Marcos Zanatta
O promotor substituto de Marialva (17 km de Maringá), Denilson Soares de Almeida, ofereceu denuncia contra quatro acusados de colocar fogo na sede de ‘‘O Jornal de Marialva’’. O incêndio resultou em queimaduras de primeiro e segundo graus no jornalista César Augusto de Lima, 53 anos. Foram denunciados Ademilto Roberto Prado, 23 anos, Genival Elias da Silva, 23 anos - ambos já foram presos e confessaram o crime -, Simão Domingos de Souza, acusado de ter contratado os dois, e o vereador João Gonçalves Medeiros (PTB), acusado de ser o mandante do crime.
‘‘Não quer dizer que existam provas contro todos, apenas indício de participação’’, explicou ontem o promotor à Folha. Segundo ele, o juiz tem prazo de cinco dias para acatar ou não a denúncia. O vereador João Medeiros disse ontem que não tem conhecimento da decisão do Ministério Público e que não tem nada a ver com o crime contra o jornalista Lima.

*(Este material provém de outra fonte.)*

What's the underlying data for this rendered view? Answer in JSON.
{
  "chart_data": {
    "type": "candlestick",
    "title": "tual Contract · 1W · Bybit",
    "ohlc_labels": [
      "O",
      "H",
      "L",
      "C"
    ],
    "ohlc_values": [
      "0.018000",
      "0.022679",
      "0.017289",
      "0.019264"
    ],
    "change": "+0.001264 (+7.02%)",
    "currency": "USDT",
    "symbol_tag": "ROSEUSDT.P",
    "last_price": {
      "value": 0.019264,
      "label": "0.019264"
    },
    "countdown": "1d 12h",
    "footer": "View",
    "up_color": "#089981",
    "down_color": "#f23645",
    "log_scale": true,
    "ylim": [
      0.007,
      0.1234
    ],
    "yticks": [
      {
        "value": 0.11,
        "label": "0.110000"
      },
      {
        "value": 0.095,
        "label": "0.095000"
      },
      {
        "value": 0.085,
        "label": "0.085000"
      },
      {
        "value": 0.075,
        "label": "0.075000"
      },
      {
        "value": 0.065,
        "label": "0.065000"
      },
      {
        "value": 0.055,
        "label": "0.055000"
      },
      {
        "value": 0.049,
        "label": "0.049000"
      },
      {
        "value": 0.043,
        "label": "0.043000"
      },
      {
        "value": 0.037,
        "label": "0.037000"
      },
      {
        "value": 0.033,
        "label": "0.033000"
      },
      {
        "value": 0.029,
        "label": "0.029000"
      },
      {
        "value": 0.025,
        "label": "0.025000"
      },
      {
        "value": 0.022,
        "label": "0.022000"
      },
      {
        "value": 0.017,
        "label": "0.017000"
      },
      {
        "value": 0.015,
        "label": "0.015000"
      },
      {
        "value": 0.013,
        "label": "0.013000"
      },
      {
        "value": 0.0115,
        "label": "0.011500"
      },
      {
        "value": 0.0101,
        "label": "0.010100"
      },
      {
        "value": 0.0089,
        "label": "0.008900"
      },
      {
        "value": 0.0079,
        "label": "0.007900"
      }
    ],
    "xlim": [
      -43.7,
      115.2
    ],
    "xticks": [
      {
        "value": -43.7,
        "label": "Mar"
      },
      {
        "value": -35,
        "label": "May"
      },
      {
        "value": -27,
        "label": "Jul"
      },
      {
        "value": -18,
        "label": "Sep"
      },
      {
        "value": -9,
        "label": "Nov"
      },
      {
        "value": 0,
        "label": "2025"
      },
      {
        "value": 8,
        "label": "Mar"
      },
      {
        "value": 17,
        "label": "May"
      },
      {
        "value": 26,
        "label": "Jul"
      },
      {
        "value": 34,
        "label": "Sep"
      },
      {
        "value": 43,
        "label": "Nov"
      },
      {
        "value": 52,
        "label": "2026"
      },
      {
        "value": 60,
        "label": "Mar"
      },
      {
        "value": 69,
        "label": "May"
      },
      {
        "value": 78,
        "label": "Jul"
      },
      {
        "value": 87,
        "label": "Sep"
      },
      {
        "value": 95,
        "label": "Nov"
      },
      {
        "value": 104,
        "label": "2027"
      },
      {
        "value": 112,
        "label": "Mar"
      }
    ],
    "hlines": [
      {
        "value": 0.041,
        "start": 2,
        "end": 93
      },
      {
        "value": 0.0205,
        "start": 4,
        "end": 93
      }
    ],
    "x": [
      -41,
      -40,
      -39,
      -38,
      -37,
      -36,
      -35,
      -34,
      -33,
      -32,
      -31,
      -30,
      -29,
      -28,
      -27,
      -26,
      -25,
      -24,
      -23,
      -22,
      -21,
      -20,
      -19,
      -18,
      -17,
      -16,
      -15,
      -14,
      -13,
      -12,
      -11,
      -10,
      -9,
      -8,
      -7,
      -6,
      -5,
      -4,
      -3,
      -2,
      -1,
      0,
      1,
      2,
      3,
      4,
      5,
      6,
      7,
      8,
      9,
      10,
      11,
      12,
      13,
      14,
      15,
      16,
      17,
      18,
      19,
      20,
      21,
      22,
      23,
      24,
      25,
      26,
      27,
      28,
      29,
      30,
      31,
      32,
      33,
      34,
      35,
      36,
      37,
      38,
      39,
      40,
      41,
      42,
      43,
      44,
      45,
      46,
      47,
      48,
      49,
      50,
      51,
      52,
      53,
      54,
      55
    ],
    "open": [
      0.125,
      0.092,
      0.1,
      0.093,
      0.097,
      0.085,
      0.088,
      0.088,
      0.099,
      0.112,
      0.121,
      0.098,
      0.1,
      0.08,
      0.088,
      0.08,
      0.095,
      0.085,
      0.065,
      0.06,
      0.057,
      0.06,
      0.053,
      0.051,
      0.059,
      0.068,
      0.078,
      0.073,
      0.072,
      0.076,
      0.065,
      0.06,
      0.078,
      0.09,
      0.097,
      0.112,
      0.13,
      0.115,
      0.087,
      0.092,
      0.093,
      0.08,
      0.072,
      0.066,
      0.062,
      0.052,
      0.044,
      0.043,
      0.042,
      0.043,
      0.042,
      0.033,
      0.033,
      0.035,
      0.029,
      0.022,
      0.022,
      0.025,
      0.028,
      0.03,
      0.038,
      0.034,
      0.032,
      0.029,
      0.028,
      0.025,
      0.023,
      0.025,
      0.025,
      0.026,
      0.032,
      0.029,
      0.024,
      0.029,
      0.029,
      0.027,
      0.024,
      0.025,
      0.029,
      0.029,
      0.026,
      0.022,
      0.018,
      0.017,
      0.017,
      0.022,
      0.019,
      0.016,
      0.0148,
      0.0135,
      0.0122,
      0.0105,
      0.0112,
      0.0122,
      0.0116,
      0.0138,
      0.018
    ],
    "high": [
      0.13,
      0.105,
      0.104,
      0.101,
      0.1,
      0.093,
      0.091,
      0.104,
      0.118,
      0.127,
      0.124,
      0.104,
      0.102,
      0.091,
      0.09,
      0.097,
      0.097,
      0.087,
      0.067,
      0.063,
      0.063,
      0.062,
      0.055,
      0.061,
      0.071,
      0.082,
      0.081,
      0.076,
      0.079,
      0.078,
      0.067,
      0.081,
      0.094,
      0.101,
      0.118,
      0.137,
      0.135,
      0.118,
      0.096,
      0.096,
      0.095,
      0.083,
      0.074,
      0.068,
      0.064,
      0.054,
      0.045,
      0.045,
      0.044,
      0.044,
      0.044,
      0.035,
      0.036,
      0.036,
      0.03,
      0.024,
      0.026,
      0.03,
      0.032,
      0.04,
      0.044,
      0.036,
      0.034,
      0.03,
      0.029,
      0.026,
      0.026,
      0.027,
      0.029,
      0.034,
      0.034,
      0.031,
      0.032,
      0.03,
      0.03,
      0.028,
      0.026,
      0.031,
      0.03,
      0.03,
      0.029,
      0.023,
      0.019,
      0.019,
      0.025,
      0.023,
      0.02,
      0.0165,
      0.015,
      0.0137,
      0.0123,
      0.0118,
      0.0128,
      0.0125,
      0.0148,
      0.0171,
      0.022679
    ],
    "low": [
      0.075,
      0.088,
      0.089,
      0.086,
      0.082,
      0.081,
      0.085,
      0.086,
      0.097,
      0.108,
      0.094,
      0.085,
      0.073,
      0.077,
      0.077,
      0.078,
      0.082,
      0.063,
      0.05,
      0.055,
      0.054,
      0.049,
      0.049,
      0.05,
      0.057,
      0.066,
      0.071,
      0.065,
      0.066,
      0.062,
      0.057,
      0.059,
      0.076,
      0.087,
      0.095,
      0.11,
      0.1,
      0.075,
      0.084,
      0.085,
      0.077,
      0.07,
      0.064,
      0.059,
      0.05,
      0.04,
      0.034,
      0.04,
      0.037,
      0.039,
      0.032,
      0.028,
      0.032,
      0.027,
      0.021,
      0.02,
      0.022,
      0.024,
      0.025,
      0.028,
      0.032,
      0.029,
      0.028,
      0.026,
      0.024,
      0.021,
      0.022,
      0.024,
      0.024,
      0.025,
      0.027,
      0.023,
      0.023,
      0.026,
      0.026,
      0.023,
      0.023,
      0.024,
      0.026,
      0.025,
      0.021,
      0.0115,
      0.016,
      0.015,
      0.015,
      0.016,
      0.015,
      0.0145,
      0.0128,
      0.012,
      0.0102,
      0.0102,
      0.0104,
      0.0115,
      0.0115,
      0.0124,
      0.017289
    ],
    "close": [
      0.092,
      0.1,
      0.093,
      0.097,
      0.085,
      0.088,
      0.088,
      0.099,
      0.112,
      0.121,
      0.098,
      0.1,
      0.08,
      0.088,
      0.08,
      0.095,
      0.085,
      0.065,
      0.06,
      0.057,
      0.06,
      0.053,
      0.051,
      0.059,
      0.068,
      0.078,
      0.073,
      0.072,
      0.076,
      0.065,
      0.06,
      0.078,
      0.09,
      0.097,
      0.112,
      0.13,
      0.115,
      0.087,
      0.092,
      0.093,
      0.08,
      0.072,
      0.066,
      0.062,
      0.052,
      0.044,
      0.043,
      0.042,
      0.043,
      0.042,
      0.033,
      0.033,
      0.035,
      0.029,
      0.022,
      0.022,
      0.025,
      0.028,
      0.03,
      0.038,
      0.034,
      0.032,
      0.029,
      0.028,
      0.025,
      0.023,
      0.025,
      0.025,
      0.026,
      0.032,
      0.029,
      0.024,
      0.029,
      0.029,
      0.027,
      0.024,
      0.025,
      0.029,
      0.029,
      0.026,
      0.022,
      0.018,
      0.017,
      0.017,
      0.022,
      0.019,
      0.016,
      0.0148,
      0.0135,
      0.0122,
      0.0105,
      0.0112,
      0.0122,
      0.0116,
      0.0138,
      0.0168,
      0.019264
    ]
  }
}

Ele acrescentou que já foi vereador três vezes, vice-prefeito, é cristão e que é contra qualquer atitude violenta que possa prejudicar sua imagem de empresário e pai de família. ‘‘Estão jogando esse crime para cima de mim porque sou pobre, mas estou acionando o secretário de Segurança (Manoel Candido Martins) para me precaver’’, informou Medeiros.
O crime contra o jornalista aconteceu na madrugada do dia 13 de dezembro. Dois homens jogaram combustível na sede do jornal, no centro da cidade, e colocaram fogo. Lima dormia em um quarto nos fundos e teve queimadura nos dois pés, braços, mãos, costas e parte do rosto. No dia 24 a Polícia Civil de Sarandi prendeu Prado e Silva, que confessaram ter recebido R$ 200 cada para colocar fogo no jornal a mando de Simão de Souza, que está foragido.
O jornalista disse ontem à Folha que está com 80% do corpo recuperado e precisa ainda de mais 45 dias de fisioterapia para voltar ao normal. Ele pretende fazer enxerto de pele na mão direita e em um dos pés, para começar a andar de muletas.